Волконский от удивления потерял дар речи.
– Ой, – спохватился отец Юлии, – я, кажется, что-то лишнее ляпнул. Не подумавши. Не наказывай ее, Роман. Крутится как может. Внуки болеют. Не просто ей одной. Мы-то что со старухой, какие из нас помощники?
– Не накажу, кто я такой, чтобы наказывать? – взял себя в руки Волконский. – Всегда говорю: жизнь сама научит или покарает. Вы с ней поговорите. Я ведь тоже – не двужильный, чтобы ее сектор тянуть. Совесть надо иметь. Сколько можно на мне кататься?
– Добро, – отец хлопнул Волконского по плечу. – Хороший ты человек, Рома. Поговорю. Исправится.
Из офиса потребовали разложить в конторе так называемые средства индивидуальной защиты. Поставили задачу, как всегда, не подкрепив распоряжение финансами. Роман хмыкнул, распечатал на принтере табличку «СИЗ», приляпал ее к пустому ведру с крышкой, сфотографировал смартфоном в разных углах помещения и отправил в качестве отчета. Это совершенно всех удовлетворило, и тема была закрыта беззатратным образом.

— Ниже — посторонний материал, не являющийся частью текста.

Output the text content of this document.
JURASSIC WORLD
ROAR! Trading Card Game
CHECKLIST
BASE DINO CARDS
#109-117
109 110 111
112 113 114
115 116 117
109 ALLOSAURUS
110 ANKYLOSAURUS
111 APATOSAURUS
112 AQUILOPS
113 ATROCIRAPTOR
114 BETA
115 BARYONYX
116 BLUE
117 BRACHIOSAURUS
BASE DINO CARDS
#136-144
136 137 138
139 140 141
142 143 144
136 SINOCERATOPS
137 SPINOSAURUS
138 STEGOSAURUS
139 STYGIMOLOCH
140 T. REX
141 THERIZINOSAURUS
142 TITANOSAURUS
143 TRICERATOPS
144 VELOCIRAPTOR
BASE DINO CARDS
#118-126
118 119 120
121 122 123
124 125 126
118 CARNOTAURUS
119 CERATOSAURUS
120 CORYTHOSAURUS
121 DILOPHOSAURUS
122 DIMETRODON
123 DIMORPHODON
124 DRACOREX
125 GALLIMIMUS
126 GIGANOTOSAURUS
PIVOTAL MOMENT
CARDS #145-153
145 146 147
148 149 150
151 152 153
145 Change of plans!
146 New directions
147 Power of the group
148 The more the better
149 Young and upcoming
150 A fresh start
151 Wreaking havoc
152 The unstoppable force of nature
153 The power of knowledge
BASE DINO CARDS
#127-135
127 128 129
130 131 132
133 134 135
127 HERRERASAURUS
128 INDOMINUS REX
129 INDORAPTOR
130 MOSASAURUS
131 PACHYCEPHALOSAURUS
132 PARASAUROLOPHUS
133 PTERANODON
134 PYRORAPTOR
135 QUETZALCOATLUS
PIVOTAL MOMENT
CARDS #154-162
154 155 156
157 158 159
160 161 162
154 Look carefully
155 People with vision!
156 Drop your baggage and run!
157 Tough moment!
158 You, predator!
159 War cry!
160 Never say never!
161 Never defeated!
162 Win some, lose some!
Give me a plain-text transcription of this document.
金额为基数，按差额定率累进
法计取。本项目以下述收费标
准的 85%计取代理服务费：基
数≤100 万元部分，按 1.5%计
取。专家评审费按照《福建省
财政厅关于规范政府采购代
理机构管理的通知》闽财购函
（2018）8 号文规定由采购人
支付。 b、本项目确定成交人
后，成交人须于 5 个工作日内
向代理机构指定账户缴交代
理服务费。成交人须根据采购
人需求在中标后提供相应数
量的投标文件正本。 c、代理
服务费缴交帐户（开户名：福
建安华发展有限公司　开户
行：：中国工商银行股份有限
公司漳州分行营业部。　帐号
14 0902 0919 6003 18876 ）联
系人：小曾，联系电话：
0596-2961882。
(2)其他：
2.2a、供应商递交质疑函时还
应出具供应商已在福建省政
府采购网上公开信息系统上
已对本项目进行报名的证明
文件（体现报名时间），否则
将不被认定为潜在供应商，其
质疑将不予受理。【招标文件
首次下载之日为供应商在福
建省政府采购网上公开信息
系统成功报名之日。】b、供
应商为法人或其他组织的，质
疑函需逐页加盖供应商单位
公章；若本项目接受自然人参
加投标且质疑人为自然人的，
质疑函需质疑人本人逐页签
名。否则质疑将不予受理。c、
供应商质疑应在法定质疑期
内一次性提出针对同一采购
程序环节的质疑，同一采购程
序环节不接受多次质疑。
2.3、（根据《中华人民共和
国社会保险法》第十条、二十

На самом деле Волконский был раздавлен, что его тяга все сделать правильно, по совести, вдребезги разбилась о реалии. Он отдавал себе отчет, что сначала смухлевал по мелочи, потом, возможно, предстанет перед выбором поступиться своими принципами глобально. Вторая сторона его я сопротивлялась: «Да кто ты такой тут в белых перчаточках? Чистоплюй. Все правильно сделал. На каждую дурь бить челом – лица не хватит». Наконец Роман отмахнул от себя все эти размышления как неприятное наваждение, решив, что зацикливаться на ерунде – это неконструктивно. И тем не менее в душе осталась заноза, что он позволил себе поступить скверно.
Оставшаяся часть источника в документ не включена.